The Hamiltonian for a one-dimensional system with mass \( m \), position \( q \), and momentum \( p \) is: \[ H(p, q) = \frac{p^2}{2m} + q^2 A(q) \] where \( A(q) \) is a real function of \( q \). If \[ m \frac{d^2 q}{dt^2} = -5q A(q), \] then \[ \frac{d A(q)}{d q} = n \frac{A(q)}{q}. \] The value of \( n \) (in integer) is:

Hint:

For a system described by a Hamiltonian with a position-dependent potential, the equation of motion and the Hamiltonian's partial derivatives can be used to find relationships between the function \( A(q) \) and its derivative.

Answer 1

Correct Answer: 3

1. Using the Hamiltonian:
The Hamiltonian of the system is given by: \[ H(p, q) = \frac{p^2}{2m} + q^2 A(q) \] The Hamiltonian represents the total energy of the system, which is a sum of kinetic and potential energies. 2. Equations of motion:
The equations of motion are given by Hamilton's equations.
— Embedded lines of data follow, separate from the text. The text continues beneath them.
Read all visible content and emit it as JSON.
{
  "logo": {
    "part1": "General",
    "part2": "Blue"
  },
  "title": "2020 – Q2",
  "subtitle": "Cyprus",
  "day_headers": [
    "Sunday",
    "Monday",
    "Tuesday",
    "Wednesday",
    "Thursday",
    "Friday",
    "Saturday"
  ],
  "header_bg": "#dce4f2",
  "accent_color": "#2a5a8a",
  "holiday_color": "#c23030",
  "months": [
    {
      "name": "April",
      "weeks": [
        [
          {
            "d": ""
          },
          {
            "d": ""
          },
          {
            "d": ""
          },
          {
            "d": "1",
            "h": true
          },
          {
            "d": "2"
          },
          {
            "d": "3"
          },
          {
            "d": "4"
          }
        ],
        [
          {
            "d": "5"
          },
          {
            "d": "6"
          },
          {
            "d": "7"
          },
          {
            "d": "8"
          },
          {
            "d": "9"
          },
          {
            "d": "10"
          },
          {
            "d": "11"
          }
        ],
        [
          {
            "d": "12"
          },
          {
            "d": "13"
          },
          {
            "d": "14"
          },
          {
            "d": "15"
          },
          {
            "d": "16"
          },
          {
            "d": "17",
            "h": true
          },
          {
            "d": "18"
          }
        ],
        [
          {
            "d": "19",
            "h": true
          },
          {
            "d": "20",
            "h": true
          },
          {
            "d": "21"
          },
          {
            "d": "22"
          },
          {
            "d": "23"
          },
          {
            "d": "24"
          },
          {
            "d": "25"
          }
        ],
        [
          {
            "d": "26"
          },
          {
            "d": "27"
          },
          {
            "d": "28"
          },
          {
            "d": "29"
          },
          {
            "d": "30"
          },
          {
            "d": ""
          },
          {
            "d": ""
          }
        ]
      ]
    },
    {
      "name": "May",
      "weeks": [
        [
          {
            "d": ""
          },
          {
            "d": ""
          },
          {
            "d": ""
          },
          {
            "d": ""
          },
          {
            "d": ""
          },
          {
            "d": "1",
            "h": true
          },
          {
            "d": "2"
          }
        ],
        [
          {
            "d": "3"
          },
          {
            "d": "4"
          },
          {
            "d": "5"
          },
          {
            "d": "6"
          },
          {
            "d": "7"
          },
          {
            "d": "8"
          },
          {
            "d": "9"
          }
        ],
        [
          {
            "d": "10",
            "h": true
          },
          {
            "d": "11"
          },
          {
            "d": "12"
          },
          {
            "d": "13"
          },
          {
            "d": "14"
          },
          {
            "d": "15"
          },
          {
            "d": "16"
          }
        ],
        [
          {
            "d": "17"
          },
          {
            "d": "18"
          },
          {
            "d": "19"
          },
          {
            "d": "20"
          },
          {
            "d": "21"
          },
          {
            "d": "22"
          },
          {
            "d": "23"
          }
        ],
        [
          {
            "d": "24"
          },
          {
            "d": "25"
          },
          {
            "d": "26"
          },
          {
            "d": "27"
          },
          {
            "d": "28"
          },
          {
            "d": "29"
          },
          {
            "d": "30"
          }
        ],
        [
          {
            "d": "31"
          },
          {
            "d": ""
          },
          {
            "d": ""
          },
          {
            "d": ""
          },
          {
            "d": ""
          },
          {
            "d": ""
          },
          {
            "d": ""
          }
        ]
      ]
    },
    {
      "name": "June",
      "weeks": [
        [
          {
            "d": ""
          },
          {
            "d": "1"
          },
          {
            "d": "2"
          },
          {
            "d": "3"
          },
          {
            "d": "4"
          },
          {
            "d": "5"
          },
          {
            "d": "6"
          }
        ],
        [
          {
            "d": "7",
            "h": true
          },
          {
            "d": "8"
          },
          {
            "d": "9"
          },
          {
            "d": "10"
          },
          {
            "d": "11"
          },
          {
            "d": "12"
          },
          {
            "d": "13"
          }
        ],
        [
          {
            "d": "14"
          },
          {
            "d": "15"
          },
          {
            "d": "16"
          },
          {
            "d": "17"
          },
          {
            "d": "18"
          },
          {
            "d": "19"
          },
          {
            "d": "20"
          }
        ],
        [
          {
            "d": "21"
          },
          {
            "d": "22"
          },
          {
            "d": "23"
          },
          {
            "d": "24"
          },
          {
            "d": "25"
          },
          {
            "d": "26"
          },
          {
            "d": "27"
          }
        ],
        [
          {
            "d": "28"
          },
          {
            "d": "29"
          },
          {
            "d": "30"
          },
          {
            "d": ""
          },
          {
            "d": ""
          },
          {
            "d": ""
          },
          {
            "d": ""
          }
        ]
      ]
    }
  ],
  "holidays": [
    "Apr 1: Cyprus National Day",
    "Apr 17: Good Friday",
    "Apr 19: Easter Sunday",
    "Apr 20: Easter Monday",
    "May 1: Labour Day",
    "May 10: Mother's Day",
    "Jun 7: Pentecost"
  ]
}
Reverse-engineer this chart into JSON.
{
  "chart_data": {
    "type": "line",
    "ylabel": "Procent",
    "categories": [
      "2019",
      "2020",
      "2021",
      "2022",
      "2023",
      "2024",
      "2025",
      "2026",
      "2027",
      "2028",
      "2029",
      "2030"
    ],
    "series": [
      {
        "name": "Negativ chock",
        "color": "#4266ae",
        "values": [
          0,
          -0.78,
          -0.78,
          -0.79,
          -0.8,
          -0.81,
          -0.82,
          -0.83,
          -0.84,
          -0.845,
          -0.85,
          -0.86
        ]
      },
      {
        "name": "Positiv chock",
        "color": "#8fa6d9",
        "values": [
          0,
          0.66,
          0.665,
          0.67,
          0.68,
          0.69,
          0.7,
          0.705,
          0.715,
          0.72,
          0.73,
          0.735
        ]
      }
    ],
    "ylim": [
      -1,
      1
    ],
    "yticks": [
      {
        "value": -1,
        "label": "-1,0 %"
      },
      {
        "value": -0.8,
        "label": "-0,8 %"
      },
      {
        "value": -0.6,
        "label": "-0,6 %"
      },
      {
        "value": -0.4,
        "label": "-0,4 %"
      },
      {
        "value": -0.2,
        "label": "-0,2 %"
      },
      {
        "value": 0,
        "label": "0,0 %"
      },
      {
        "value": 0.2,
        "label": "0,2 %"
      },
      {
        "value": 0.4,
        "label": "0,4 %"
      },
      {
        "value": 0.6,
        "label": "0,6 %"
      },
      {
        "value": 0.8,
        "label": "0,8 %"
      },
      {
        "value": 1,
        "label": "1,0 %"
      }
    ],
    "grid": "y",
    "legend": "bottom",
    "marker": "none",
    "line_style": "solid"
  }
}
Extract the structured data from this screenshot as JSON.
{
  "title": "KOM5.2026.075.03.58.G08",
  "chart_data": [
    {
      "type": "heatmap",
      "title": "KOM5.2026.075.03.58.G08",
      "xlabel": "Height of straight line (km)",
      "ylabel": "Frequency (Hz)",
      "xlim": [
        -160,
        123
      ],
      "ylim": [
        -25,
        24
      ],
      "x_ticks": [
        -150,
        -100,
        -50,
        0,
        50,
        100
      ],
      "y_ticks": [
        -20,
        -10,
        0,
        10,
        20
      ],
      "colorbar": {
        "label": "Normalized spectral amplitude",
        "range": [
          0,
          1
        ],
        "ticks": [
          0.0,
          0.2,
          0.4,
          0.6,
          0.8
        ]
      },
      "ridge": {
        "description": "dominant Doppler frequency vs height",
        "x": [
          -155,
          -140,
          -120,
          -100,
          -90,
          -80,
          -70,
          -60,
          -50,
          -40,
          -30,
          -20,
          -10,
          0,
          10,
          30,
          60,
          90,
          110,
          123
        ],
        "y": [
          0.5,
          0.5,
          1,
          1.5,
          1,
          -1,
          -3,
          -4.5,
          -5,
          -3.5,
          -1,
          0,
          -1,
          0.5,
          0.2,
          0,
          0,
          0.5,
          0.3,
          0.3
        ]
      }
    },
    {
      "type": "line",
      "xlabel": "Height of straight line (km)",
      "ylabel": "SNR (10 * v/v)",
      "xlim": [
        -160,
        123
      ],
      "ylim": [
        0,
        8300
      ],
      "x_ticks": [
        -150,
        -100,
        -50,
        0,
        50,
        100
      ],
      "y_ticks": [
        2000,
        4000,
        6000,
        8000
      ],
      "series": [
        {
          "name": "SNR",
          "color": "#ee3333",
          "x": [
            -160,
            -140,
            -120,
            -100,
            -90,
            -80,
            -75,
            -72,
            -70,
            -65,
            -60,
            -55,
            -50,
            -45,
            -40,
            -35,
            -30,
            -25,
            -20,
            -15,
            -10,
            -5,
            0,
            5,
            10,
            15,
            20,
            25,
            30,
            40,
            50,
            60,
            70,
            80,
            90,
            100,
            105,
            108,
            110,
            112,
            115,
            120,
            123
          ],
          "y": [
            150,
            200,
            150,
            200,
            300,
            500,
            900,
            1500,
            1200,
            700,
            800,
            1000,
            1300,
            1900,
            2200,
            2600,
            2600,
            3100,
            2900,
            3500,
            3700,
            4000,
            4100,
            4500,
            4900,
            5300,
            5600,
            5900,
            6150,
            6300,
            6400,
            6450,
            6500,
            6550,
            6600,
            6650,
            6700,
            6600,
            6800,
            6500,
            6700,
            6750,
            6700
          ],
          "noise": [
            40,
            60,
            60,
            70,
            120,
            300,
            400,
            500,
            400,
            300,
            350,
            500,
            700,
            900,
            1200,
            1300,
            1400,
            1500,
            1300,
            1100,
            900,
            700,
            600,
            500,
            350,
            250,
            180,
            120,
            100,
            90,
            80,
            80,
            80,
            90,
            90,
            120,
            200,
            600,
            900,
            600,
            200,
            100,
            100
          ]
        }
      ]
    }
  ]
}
For the position \( q \) and momentum \( p \), we have: \[ \frac{dq}{dt} = \frac{\partial H}{\partial p} = \frac{p}{m} \] and \[ \frac{dp}{dt} = -\frac{\partial H}{\partial q} = -2q A(q) - q^2 \frac{dA(q)}{dq}. \] 3. Substitute the equation of motion:
According to the problem, we are given that: \[ m \frac{d^2 q}{dt^2} = -5q A(q). \] Using \( \frac{dq}{dt} = \frac{p}{m} \), we get: \[ m \frac{d^2 q}{dt^2} = \frac{d}{dt} \left( \frac{p}{m} \right) = \frac{dp}{dt}. \] Substituting the expression for \( \frac{dp}{dt} \) from Hamilton’s equations: \[ m \frac{d^2 q}{dt^2} = -2q A(q) - q^2 \frac{dA(q)}{dq}. \] Comparing this with the given equation \( m \frac{d^2 q}{dt^2} = -5q A(q) \), we have: \[ -2q A(q) - q^2 \frac{dA(q)}{dq} = -5q A(q). \] 4. Solve for \( \frac{dA(q){dq} \):}
Simplifying this equation: \[ -q^2 \frac{dA(q)}{dq} = -3q A(q), \] which gives: \[ \frac{dA(q)}{dq} = \frac{3A(q)}{q}. \] Comparing this with the given relation \( \frac{dA(q)}{dq} = n \frac{A(q)}{q} \), we find that: \[ n = 3. \] Thus, the value of \( n \) is \( \boxed{3} \).